Sunday

Chapter 3

Okay, I know I said Jeremy was the name of my cat. But I wasn’t entirely being honest. You see, there was another Jeremy.

 

Ah, yes, a Jeremy who wasn’t actually a feline. Jeremy (the person, not the cat) was this jerk who I bumped into just a month ago. It was his fault – he was on his cellphone, not looking where he was headed.

 

man_cellphoneReally, I think cars are no longer the dick extension of the modern man. Cellphones are the most recent manhood enhancers. The fancier the cellphones, the better. And, just like cars, men like decking out their phones: the man of today adds different apps to his phone the same way the man of yesterday adds accessories to his car. You see, cellphones make men feel better about their pencil-thin dicks. Or their lack of balls.

 

So there he was, his forehead all crunched up, speaking in an annoyed voice. More importantly, he was talking on his dick extension while not looking where he was headed. He was walking like a madman– I knew I couldn’t walk around him fast enough… Then, bam.

 

I actually saw my purse fly up in the air before my ass hit the pavement. It was the most unceremoniously embarrassing thing that had ever happened to me in public. And to add insult to injury, my purse landed with a blunt thump on my head.

 

“Dammit!”

 

Of course, the first word Jeremy ever had to say to me was dammit. Otherwise, Jeremy would not have been Jeremy. “Creep,” I uttered under my breath as I tried to get back up on my feet.

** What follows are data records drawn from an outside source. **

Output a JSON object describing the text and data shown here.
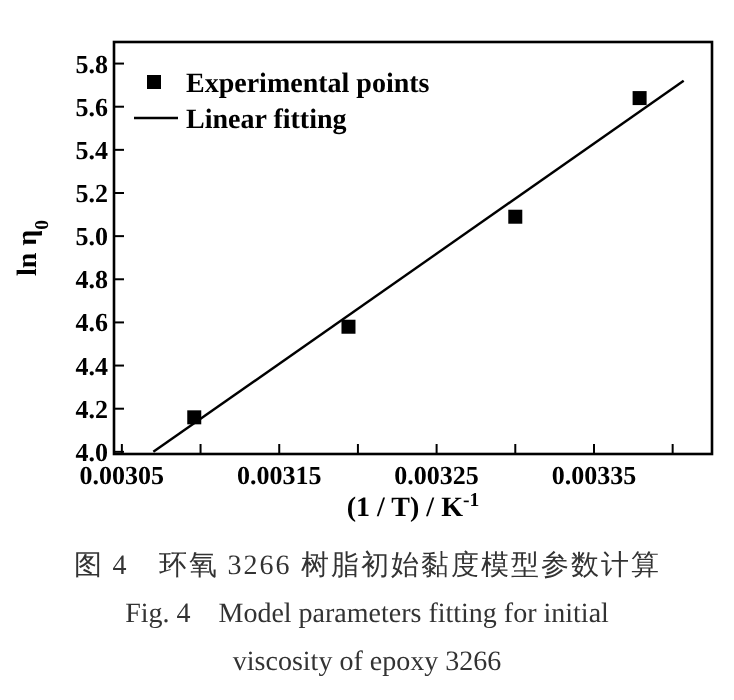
{
  "chart_data": {
    "type": "scatter",
    "xlabel": "(1 / T) / K$^{-1}$",
    "ylabel": "ln η$_{0}$",
    "xlim": [
      0.003045,
      0.003425
    ],
    "ylim": [
      3.99,
      5.9
    ],
    "xticks": [
      0.00305,
      {
        "value": 0.0031,
        "label": null
      },
      0.00315,
      {
        "value": 0.0032,
        "label": null
      },
      0.00325,
      {
        "value": 0.0033,
        "label": null
      },
      0.00335,
      {
        "value": 0.0034,
        "label": null
      }
    ],
    "yticks": [
      {
        "value": 4,
        "label": "4.0"
      },
      4.2,
      4.4,
      4.6,
      4.8,
      {
        "value": 5,
        "label": "5.0"
      },
      5.2,
      5.4,
      5.6,
      5.8
    ],
    "legend": "top left",
    "grid": false,
    "series": [
      {
        "name": "Experimental points",
        "type": "scatter",
        "marker": "square",
        "color": "#000000",
        "x": [
          0.003096,
          0.003194,
          0.0033,
          0.003379
        ],
        "values": [
          4.16,
          4.58,
          5.09,
          5.64
        ]
      },
      {
        "name": "Linear fitting",
        "type": "line",
        "marker": "none",
        "line_style": "solid",
        "color": "#000000",
        "x": [
          0.00307,
          0.003407
        ],
        "values": [
          4.0,
          5.72
        ]
      }
    ],
    "annotations": [
      "图 4　环氧 3266 树脂初始黏度模型参数计算",
      "Fig. 4　Model parameters fitting for initial viscosity of epoxy 3266"
    ]
  }
}
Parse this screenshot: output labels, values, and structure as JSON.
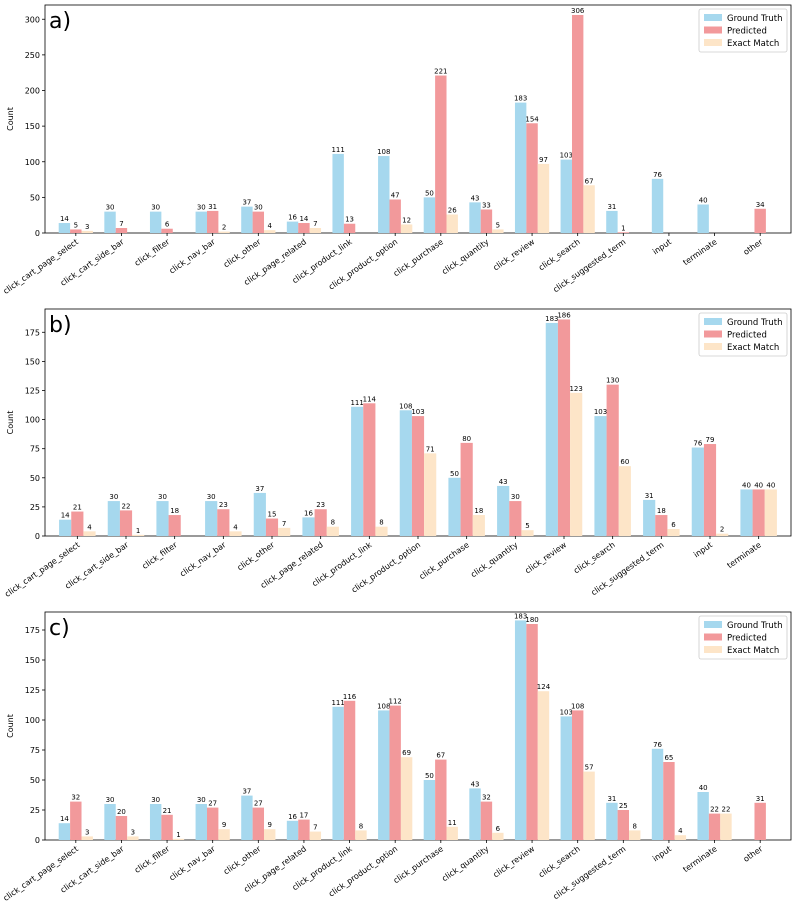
{
  "legend": {
    "entries": [
      "Ground Truth",
      "Predicted",
      "Exact Match"
    ],
    "position": "top-right"
  },
  "colors": {
    "ground_truth": "#a6d8ee",
    "predicted": "#f2999b",
    "exact_match": "#fde5c8",
    "axes": "#000000"
  },
  "chart_data": [
    {
      "type": "bar",
      "label": "a)",
      "ylabel": "Count",
      "ylim": [
        0,
        320
      ],
      "yticks": [
        0,
        50,
        100,
        150,
        200,
        250,
        300
      ],
      "categories": [
        "click_cart_page_select",
        "click_cart_side_bar",
        "click_filter",
        "click_nav_bar",
        "click_other",
        "click_page_related",
        "click_product_link",
        "click_product_option",
        "click_purchase",
        "click_quantity",
        "click_review",
        "click_search",
        "click_suggested_term",
        "input",
        "terminate",
        "other"
      ],
      "series": [
        {
          "name": "Ground Truth",
          "values": [
            14,
            30,
            30,
            30,
            37,
            16,
            111,
            108,
            50,
            43,
            183,
            103,
            31,
            76,
            40,
            0
          ],
          "labels": [
            "14",
            "30",
            "30",
            "30",
            "37",
            "16",
            "111",
            "108",
            "50",
            "43",
            "183",
            "103",
            "31",
            "76",
            "40",
            ""
          ]
        },
        {
          "name": "Predicted",
          "values": [
            5,
            7,
            6,
            31,
            30,
            14,
            13,
            47,
            221,
            33,
            154,
            306,
            1,
            0,
            0,
            34
          ],
          "labels": [
            "5",
            "7",
            "6",
            "31",
            "30",
            "14",
            "13",
            "47",
            "221",
            "33",
            "154",
            "306",
            "1",
            "",
            "",
            "34"
          ]
        },
        {
          "name": "Exact Match",
          "values": [
            3,
            0,
            0,
            2,
            4,
            7,
            0,
            12,
            26,
            5,
            97,
            67,
            0,
            0,
            0,
            0
          ],
          "labels": [
            "3",
            "",
            "",
            "2",
            "4",
            "7",
            "",
            "12",
            "26",
            "5",
            "97",
            "67",
            "",
            "",
            "",
            ""
          ]
        }
      ]
    },
    {
      "type": "bar",
      "label": "b)",
      "ylabel": "Count",
      "ylim": [
        0,
        195
      ],
      "yticks": [
        0,
        25,
        50,
        75,
        100,
        125,
        150,
        175
      ],
      "categories": [
        "click_cart_page_select",
        "click_cart_side_bar",
        "click_filter",
        "click_nav_bar",
        "click_other",
        "click_page_related",
        "click_product_link",
        "click_product_option",
        "click_purchase",
        "click_quantity",
        "click_review",
        "click_search",
        "click_suggested_term",
        "input",
        "terminate"
      ],
      "series": [
        {
          "name": "Ground Truth",
          "values": [
            14,
            30,
            30,
            30,
            37,
            16,
            111,
            108,
            50,
            43,
            183,
            103,
            31,
            76,
            40
          ],
          "labels": [
            "14",
            "30",
            "30",
            "30",
            "37",
            "16",
            "111",
            "108",
            "50",
            "43",
            "183",
            "103",
            "31",
            "76",
            "40"
          ]
        },
        {
          "name": "Predicted",
          "values": [
            21,
            22,
            18,
            23,
            15,
            23,
            114,
            103,
            80,
            30,
            186,
            130,
            18,
            79,
            40
          ],
          "labels": [
            "21",
            "22",
            "18",
            "23",
            "15",
            "23",
            "114",
            "103",
            "80",
            "30",
            "186",
            "130",
            "18",
            "79",
            "40"
          ]
        },
        {
          "name": "Exact Match",
          "values": [
            4,
            1,
            0,
            4,
            7,
            8,
            8,
            71,
            18,
            5,
            123,
            60,
            6,
            2,
            40
          ],
          "labels": [
            "4",
            "1",
            "",
            "4",
            "7",
            "8",
            "8",
            "71",
            "18",
            "5",
            "123",
            "60",
            "6",
            "2",
            "40"
          ]
        }
      ]
    },
    {
      "type": "bar",
      "label": "c)",
      "ylabel": "Count",
      "ylim": [
        0,
        190
      ],
      "yticks": [
        0,
        25,
        50,
        75,
        100,
        125,
        150,
        175
      ],
      "categories": [
        "click_cart_page_select",
        "click_cart_side_bar",
        "click_filter",
        "click_nav_bar",
        "click_other",
        "click_page_related",
        "click_product_link",
        "click_product_option",
        "click_purchase",
        "click_quantity",
        "click_review",
        "click_search",
        "click_suggested_term",
        "input",
        "terminate",
        "other"
      ],
      "series": [
        {
          "name": "Ground Truth",
          "values": [
            14,
            30,
            30,
            30,
            37,
            16,
            111,
            108,
            50,
            43,
            183,
            103,
            31,
            76,
            40,
            0
          ],
          "labels": [
            "14",
            "30",
            "30",
            "30",
            "37",
            "16",
            "111",
            "108",
            "50",
            "43",
            "183",
            "103",
            "31",
            "76",
            "40",
            ""
          ]
        },
        {
          "name": "Predicted",
          "values": [
            32,
            20,
            21,
            27,
            27,
            17,
            116,
            112,
            67,
            32,
            180,
            108,
            25,
            65,
            22,
            31
          ],
          "labels": [
            "32",
            "20",
            "21",
            "27",
            "27",
            "17",
            "116",
            "112",
            "67",
            "32",
            "180",
            "108",
            "25",
            "65",
            "22",
            "31"
          ]
        },
        {
          "name": "Exact Match",
          "values": [
            3,
            3,
            1,
            9,
            9,
            7,
            8,
            69,
            11,
            6,
            124,
            57,
            8,
            4,
            22,
            0
          ],
          "labels": [
            "3",
            "3",
            "1",
            "9",
            "9",
            "7",
            "8",
            "69",
            "11",
            "6",
            "124",
            "57",
            "8",
            "4",
            "22",
            ""
          ]
        }
      ]
    }
  ]
}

I slipped and landed back on my ass.

 

“I’ll call you later,” Jeremy told his dick extension before he snapped it closed. He looked at me. With a sigh, he grabbed my shoulder and yanked me on my feet. “Sorry,” he said.

 

I brushed the dirt off my skirt. “Is that how you apologize to ladies you bulldoze into? Sorry,” I mimicked the lack of sincerity in his voice.

 

“I had things on my mind.”

 

“Of course you did. Otherwise, I wouldn’t have been on my ass a few seconds ago.”

 

“I said I was sorry.”

 

I looked down at my feet. How exactly do you accept an apology when you’re still really pissed? As with any other social situation that stumped me, I simply opted for silence.

 

“You ripped your skirt. I should pay you back for that.”

 

He was right. There was a visible slit on my skirt. Damn, it was my favorite and I bought it months ago, too. I wouldn’t find another one even if I wanted to.

 

He looked flustered as he checked his pockets. “Uh, I left my wallet at the office. How about you come with me? It’s just down the block.”

 

“Are you sure you’re not just going to mug me?” I held my purse extra tight.

 

He smiled. It was then that I realized he was a little younger than I thought him to be. His crisp collared shirt and dick extension simply made him look more mature minutes ago. But even with his styled yuppie hair and the hardened I-mean-business expression on his face, he wouldn’t have been more than a few years older than me. “If you don’t trust me, you can just drop by my office anytime you want. See that building? I’m on the eighth floor. Ask the receptionist for Jeremy.”

 

I stopped in my tracks. “My cat’s name is Jeremy.”

 

He stared unrelentingly. He was definitely not shy. “Really? I’m more of a dog person.”

 

“Me, too.”

 

He was smiling. He had like a million teeth. And eyes that sparkled mischievously as he continued to stare. Maybe he was trying to read my mind. “Then, why do you have a cat?”

 

“Long story, Jeremy.” Where would I start?

 

He cleared his throat. “Am I anything like your cat?”

 

“Well. He also likes staring at me. And he likes bumping into me, too.”